William Maconochie (Lord Meadowbank), was an able but curious man. Before he spoke, Cockburn says, it would often have been a fair wager whether what he said would be reasonable or extravagant. All that was certain was, that even his extravagance would be vigorous and original, and he had more pleasure in inventing ingenious reasons for being wrong than in being quietly right. Sir Harry Moncrieff, who was present at his marriage, told that the knot was tied about seven in the evening, and that at a later hour the bridegroom disappeared, and on being sought for, was found absorbed in the composition of a metaphysical essay on “pains and penalties.”

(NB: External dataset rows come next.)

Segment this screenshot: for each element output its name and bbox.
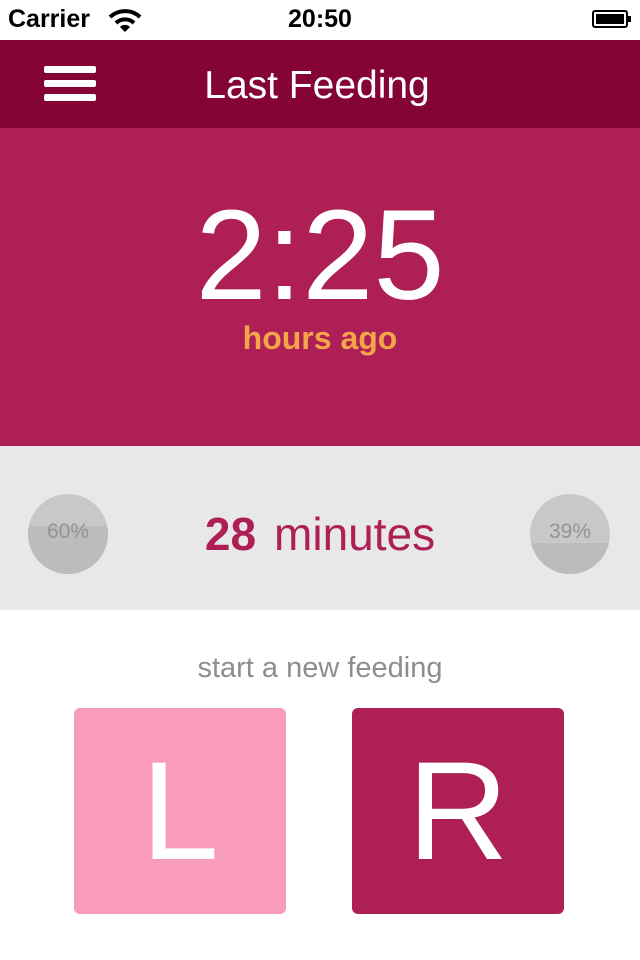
nav-bar: Last Feeding [0, 40, 640, 128]
page-title: Last Feeding [204, 64, 430, 107]
duration-unit: minutes [274, 508, 436, 560]
status-bar: Carrier 20:50 [0, 0, 640, 40]
clock: 20:50 [288, 5, 352, 33]
start-right-feeding-button[interactable]: R [352, 708, 564, 914]
elapsed-time: 2:25 [195, 184, 445, 327]
elapsed-unit-label: hours ago [242, 320, 398, 356]
start-left-feeding-button[interactable]: L [74, 708, 286, 914]
battery-icon [592, 10, 631, 28]
right-percent-fill [530, 542, 610, 574]
last-feeding-panel: 2:25 hours ago [0, 128, 640, 446]
right-side-percent-indicator: 39% [530, 494, 610, 574]
start-new-feeding-label: start a new feeding [197, 652, 443, 684]
duration-value: 28 [204, 508, 257, 560]
right-percent-label: 39% [548, 520, 592, 543]
feeding-stats-bar: 60% 28 minutes 39% [0, 446, 640, 610]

There has been no more famous legal notability in Scotland than John Clerk of Eldin, afterwards Lord Eldin. When Meadowbank was yet Mr. Maconochie, he one day approached his facetious professional brother, Clerk, and after telling him that he had prospects of being raised to the bench, asked him to suggest what title he should adopt.
“Lord Preserve Us!” said Clerk, and moved off.
When pleading before the same learned senator, after he had assumed the judicial title of Lord Meadowbank, it was suggested to Clerk by his Lordship that in the legal document which he had submitted to the Court he might have varied the frequently recurring expression “also,” by the occasional use of “likewise.”
“I beg your pardon, my Lord,” said Clerk, “but the terms are not always synonymous.”
“In every case,” retorted Meadowbank, gruffly.
Clerk still dissented.
“Then cite an instance,” demanded the Judge.
“Well,” remarked Clerk, doubtless chuckling inwardly the while, “your Lordship’s father was a Judge of Session. You are a Judge of Session also, but not likewise.”
Clerk’s ready wit helped him well on many an occasion. In pleading, he frequently dropped into broad Scotch, and once when arguing a Scotch appeal case before the House of Lords, in which his client claimed the use of a mill-stream by a prescriptive right, he contended that “the watter had run that way for forty years.”